Vivemos atualmente uma grande revolução que, pela primeira vez, nos
transporta para uma civilização da leveza. O culto da magreza triunfa; a
prática de desportos em que se desliza cresce cada vez mais. O mundo
virtual, os nanomateriais e os dispositivos móveis estão a mudar as
nossas vidas. A cultura dos meios de comunicação, a arte, o design e a
arquitetura também expressam o culto contemporâneo da leveza, promovendo
a ideia de suspensão. Por toda a parte o importante são as conexões, os
objetos de tamanho reduzido, a desmaterialização. A leveza invadiu os
nossos hábitos mais comuns remodelando-nos a imaginação e tornando-se um
valor, um ideal, um grande imperativo.
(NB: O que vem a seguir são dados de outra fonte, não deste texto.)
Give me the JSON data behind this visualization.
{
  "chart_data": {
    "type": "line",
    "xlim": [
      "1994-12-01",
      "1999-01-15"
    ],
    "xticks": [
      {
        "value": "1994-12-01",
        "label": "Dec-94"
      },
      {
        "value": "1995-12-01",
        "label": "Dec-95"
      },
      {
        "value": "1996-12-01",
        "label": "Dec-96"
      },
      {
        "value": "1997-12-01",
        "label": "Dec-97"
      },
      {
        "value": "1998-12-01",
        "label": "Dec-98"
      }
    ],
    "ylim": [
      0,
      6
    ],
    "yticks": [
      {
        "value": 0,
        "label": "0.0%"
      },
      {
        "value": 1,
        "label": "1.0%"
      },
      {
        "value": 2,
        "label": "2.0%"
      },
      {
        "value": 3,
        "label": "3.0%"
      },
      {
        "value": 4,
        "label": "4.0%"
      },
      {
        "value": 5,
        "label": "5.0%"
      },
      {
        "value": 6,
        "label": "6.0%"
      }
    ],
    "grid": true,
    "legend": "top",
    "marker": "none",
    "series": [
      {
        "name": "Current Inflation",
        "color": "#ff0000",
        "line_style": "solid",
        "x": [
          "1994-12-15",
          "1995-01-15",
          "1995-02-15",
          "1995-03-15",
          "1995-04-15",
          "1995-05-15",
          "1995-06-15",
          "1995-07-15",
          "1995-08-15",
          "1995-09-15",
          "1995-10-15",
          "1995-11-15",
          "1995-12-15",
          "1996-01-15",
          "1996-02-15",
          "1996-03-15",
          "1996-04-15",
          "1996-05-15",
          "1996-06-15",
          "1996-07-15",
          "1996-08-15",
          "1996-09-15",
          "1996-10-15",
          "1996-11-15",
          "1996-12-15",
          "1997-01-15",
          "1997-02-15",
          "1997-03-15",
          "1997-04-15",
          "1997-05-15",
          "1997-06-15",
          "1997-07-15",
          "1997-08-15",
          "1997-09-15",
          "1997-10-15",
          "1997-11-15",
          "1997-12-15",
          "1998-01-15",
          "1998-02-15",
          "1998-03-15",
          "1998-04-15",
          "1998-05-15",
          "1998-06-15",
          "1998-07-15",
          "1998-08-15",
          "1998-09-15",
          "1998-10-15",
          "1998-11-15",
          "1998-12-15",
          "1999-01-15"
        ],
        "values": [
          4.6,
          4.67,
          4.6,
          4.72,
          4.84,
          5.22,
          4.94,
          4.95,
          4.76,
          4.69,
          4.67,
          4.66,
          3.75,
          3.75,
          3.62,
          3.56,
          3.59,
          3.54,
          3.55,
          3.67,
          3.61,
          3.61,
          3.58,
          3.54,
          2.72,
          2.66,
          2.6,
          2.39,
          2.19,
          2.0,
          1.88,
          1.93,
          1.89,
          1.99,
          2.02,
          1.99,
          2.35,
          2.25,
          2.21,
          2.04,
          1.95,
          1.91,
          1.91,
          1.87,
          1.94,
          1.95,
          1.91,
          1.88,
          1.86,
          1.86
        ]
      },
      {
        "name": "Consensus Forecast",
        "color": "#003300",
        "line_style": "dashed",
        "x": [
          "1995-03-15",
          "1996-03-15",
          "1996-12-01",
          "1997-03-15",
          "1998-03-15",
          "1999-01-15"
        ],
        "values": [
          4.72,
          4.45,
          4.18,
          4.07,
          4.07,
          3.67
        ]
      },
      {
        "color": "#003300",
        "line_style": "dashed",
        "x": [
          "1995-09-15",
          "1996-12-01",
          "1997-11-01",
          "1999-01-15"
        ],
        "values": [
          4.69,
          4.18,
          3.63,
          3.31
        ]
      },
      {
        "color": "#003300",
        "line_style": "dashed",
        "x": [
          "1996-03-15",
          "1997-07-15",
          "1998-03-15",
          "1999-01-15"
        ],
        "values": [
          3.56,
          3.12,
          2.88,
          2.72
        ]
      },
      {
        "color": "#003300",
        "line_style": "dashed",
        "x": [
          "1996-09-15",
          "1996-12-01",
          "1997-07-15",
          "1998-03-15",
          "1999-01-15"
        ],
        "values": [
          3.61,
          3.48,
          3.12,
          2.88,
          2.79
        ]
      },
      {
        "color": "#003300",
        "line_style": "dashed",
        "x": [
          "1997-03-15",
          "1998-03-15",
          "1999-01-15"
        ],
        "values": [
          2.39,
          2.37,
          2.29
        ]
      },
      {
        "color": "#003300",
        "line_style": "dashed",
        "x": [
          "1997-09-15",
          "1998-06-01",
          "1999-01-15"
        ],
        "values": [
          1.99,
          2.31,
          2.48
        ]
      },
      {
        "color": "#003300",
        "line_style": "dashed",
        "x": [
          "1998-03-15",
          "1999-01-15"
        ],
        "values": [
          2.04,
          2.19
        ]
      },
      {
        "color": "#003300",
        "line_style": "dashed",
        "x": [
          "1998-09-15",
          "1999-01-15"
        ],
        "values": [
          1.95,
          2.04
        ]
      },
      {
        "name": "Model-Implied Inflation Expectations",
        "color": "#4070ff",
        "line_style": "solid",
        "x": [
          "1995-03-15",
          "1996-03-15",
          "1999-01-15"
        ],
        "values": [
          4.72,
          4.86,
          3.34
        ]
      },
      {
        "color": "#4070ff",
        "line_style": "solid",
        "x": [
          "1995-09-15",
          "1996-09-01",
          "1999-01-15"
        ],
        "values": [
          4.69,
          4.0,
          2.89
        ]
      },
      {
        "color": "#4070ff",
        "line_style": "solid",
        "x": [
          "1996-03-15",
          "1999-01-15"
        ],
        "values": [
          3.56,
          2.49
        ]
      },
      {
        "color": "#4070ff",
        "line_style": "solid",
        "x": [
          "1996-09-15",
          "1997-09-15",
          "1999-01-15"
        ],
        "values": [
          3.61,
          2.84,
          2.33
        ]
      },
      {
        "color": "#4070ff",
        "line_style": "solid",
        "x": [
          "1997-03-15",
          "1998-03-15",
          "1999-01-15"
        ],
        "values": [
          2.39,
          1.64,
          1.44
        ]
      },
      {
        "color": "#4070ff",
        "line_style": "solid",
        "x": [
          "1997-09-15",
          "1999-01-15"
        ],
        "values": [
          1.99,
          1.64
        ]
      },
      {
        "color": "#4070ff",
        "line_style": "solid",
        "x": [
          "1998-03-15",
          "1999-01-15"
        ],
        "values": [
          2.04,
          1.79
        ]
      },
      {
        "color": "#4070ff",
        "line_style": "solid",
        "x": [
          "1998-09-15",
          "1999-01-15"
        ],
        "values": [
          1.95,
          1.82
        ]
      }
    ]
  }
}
Nunca tivemos tantas
oportunidades de viver levemente, porém, o peso da vida diária parece
cada vez mais difícil de suportar. Ironicamente, agora é a leveza que
nutre o espírito de gravidade. Os novos ideais acompanham padrões
elevados com efeitos desgastantes, às vezes deprimentes. Por essa razão,
surgem constantemente pedidos de socorro para a nossa existência:
desintoxicações, dietas e uma necessidade de abrandamento, de
relaxamento e de um espírito mais zen. Às utopias do desejo seguiram-se
expectativas de leveza, a do corpo e a da mente, bem como a ânsia de um
presente mais leve de suportar. Este é o tempo das utopias light.